Le ragazze, dopo aver presentato denuncia a dicembre, sono state ascoltate dalla Procura di Milano a gennaio. Entrambe, durante la trasmissione, hanno confermato quanto già rivelato da altri testimoni e presunte vittime: "Alle feste girava molta droga. C'era tanta gente e la casa era molto bella. Grande e con una piscina. Non abbiamo mai percepito il pericolo". Una delle due donne ha inoltre affermato di essere stata presente a una festa a luglio a Villa Lolita a Ibiza, uno dei party in cui sarebbe avvenuto un altro abuso. La ragazza sostiene di aver visto in che condizioni era la vittima: "Mi sono spaventata e ho visto che stava sulle gambe a fatica. Mi ha raccontato tutto il giorno dopo. Abbiamo piano e ci siamo sfogate a vicenda". Nonostante la rabbia e la denuncia, la 20enne ha spiegato di non essere innamorata di lui ma di aver provato affetto nei suoi confronti. Tra le lacrime ha anche detto: "Tuttora gli voglio bene".

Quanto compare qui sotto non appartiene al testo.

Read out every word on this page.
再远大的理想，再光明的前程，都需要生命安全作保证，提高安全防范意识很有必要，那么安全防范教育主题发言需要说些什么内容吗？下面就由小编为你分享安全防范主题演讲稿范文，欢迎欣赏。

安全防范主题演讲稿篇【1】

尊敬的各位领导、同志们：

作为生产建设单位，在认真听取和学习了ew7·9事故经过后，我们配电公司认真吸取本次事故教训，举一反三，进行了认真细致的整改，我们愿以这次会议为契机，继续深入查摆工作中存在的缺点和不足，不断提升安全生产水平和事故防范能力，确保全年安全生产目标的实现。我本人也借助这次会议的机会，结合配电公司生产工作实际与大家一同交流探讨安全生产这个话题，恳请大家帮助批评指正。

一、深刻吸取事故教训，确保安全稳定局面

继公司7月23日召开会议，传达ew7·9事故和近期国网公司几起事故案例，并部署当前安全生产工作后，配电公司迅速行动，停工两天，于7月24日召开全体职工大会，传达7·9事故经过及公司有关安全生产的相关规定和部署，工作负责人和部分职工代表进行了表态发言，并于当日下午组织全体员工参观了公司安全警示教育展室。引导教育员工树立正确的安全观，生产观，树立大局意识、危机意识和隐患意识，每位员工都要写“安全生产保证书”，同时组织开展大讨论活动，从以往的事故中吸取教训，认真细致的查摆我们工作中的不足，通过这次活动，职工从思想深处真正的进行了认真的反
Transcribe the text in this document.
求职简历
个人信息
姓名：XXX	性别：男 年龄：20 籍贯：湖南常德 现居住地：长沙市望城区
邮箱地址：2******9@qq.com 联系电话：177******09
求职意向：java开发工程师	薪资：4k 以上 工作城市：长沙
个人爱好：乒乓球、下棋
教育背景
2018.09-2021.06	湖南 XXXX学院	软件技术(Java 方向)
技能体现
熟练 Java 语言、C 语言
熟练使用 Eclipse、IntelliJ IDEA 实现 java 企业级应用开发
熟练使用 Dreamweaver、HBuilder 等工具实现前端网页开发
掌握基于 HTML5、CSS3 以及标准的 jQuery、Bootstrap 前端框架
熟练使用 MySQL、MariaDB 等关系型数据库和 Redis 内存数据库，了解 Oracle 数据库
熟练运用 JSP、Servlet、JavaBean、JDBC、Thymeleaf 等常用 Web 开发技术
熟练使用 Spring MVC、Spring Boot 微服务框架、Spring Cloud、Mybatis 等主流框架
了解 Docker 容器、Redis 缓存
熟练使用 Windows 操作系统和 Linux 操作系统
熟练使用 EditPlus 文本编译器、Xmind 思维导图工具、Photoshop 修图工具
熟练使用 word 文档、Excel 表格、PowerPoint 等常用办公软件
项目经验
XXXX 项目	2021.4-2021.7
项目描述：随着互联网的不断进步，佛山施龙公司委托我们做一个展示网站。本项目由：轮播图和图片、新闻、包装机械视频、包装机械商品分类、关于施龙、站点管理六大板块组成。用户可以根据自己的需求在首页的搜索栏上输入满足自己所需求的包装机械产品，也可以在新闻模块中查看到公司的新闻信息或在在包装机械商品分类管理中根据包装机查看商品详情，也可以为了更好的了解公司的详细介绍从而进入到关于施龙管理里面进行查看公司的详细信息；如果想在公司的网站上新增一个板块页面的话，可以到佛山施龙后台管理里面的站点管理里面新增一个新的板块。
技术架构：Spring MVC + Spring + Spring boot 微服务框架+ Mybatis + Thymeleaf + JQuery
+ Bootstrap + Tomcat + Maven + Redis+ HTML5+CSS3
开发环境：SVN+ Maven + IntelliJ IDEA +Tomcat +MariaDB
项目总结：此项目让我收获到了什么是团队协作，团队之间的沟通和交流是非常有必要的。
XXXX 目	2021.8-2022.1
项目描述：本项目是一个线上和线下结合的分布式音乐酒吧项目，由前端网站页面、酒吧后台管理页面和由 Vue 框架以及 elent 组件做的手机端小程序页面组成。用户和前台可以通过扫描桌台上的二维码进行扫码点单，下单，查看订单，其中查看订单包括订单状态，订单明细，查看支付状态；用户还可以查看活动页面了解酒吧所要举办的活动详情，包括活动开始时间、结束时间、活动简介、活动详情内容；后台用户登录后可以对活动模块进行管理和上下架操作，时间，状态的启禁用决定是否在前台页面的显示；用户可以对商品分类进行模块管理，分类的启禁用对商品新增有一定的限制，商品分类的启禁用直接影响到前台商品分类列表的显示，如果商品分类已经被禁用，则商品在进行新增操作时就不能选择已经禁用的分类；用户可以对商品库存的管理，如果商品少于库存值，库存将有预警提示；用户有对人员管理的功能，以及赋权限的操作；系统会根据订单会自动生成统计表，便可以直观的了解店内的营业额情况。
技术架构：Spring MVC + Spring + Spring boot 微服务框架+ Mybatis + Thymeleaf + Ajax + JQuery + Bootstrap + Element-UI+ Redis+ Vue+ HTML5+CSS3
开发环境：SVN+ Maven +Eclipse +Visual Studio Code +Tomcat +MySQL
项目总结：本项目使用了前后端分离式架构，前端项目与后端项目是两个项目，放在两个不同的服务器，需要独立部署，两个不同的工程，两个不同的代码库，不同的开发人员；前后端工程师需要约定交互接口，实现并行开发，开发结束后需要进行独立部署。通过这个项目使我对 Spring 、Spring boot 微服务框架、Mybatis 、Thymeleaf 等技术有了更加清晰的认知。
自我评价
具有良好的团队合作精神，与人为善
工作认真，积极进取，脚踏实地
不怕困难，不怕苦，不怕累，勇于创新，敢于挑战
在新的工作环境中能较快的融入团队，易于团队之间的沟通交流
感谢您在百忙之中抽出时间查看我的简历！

L'indagine per intestazione fittizia di beni

Sull'imprenditore si concentra anche un'indagine per intestazione fittizia di beni, frode e riciclaggio. I pm di Milano stanno cercando di capire da dove provenga tutta la ricchezza di Genovese. Nelle ultime settimane sono stati analizzati una trentina di conti correnti e finanziarie. Non si esclude che nei prossimi giorni gli inquirenti chiedano anche di poter prendere visione di conti detenuti all'estero.